Portrait of Judith Sargent Murray by John Singleton Copley, Terra Foundation for American Art, Daniel J. Terra Collection via Wikipedia.

Judith Sargent Stevens Murray is prominently remembered for her essays and journalistic comments on women’s rights. Her works advocated for women’s equality, access to education and right to control their earnings with her most significant essay, “On the Equality of the Sexes,” being published in 1790, before Mary Wollstonecraft’s, ‘Vindication of the Rights of Women’ (1792).

She was born on May 1, 1751, to a wealthy shipowner and merchant family in Gloucester, Massachusetts. While Judith received a relatively good education for a girl of her time, it was nothing compared to her brothers. Thus, Judith taught herself history, philosophy, geography and literature through books in the family’s vast library.
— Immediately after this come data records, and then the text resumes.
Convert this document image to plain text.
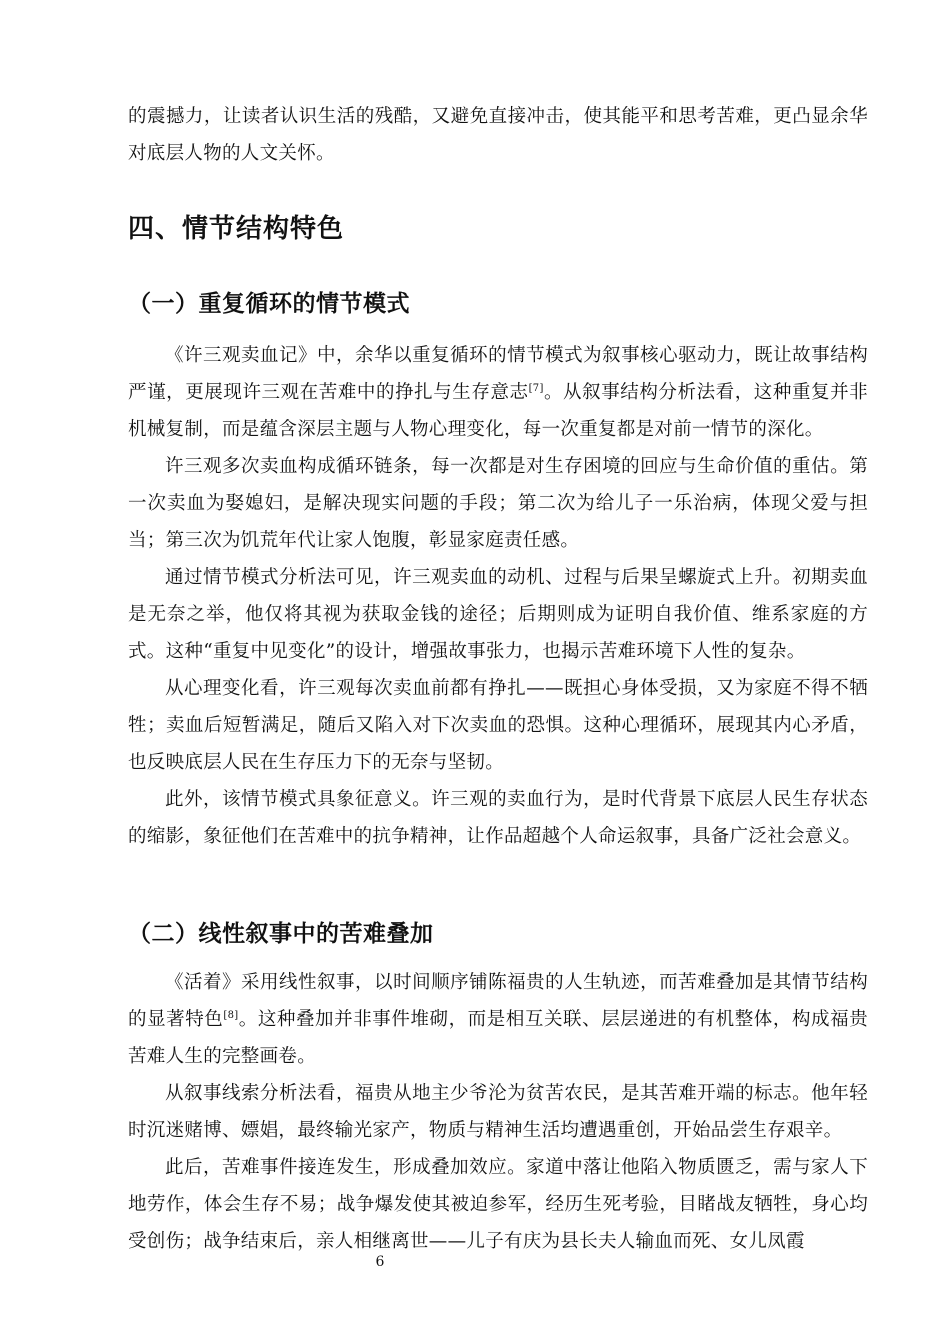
的震撼力，让读者认识生活的残酷，又避免直接冲击，使其能平和思考苦难，更凸显余华对底层人物的人文关怀。

四、情节结构特色
（一）重复循环的情节模式

《许三观卖血记》中，余华以重复循环的情节模式为叙事核心驱动力，既让故事结构严谨，更展现许三观在苦难中的挣扎与生存意志[7]。从叙事结构分析法看，这种重复并非机械复制，而是蕴含深层主题与人物心理变化，每一次重复都是对前一情节的深化。

许三观多次卖血构成循环链条，每一次都是对生存困境的回应与生命价值的重估。第一次卖血为娶媳妇，是解决现实问题的手段；第二次为给儿子一乐治病，体现父爱与担当；第三次为饥荒年代让家人饱腹，彰显家庭责任感。

通过情节模式分析法可见，许三观卖血的动机、过程与后果呈螺旋式上升。初期卖血是无奈之举，他仅将其视为获取金钱的途径；后期则成为证明自我价值、维系家庭的方式。这种“重复中见变化”的设计，增强故事张力，也揭示苦难环境下人性的复杂。

从心理变化看，许三观每次卖血前都有挣扎——既担心身体受损，又为家庭不得不牺牲；卖血后短暂满足，随后又陷入对下次卖血的恐惧。这种心理循环，展现其内心矛盾，也反映底层人民在生存压力下的无奈与坚韧。

此外，该情节模式具象征意义。许三观的卖血行为，是时代背景下底层人民生存状态的缩影，象征他们在苦难中的抗争精神，让作品超越个人命运叙事，具备广泛社会意义。

（二）线性叙事中的苦难叠加

《活着》采用线性叙事，以时间顺序铺陈福贵的人生轨迹，而苦难叠加是其情节结构的显著特色[8]。这种叠加并非事件堆砌，而是相互关联、层层递进的有机整体，构成福贵苦难人生的完整画卷。

从叙事线索分析法看，福贵从地主少爷沦为贫苦农民，是其苦难开端的标志。他年轻时沉迷赌博、嫖娼，最终输光家产，物质与精神生活均遭遇重创，开始品尝生存艰辛。

此后，苦难事件接连发生，形成叠加效应。家道中落让他陷入物质匮乏，需与家人下地劳作，体会生存不易；战争爆发使其被迫参军，经历生死考验，目睹战友牺牲，身心均受创伤；战争结束后，亲人相继离世——儿子有庆为县长夫人输血而死、女儿凤霞

6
Judith was a firm believer in better educational opportunities for women. Her essays challenged and refuted predominant beliefs regarding the inferiority of the female brain, countering that it was actually due to a lack of access to education instead of physical limitations. Her essays were vital to the post-Revolutionary notion of “Republican Motherhood” – the belief that the patriot’s daughter should be raised to uphold republican values to be passed on to the next generation, while also upholding the morality of her husband and children.

In 1789, Judith published ‘The Gleaner’, a collection of essays she had written for the Massachusetts Magazine between 1791 and 1794. This book would further reinforce her beliefs for women’s rights and was purchased by notable figures such as George Washington, John Adams and Henry Knox.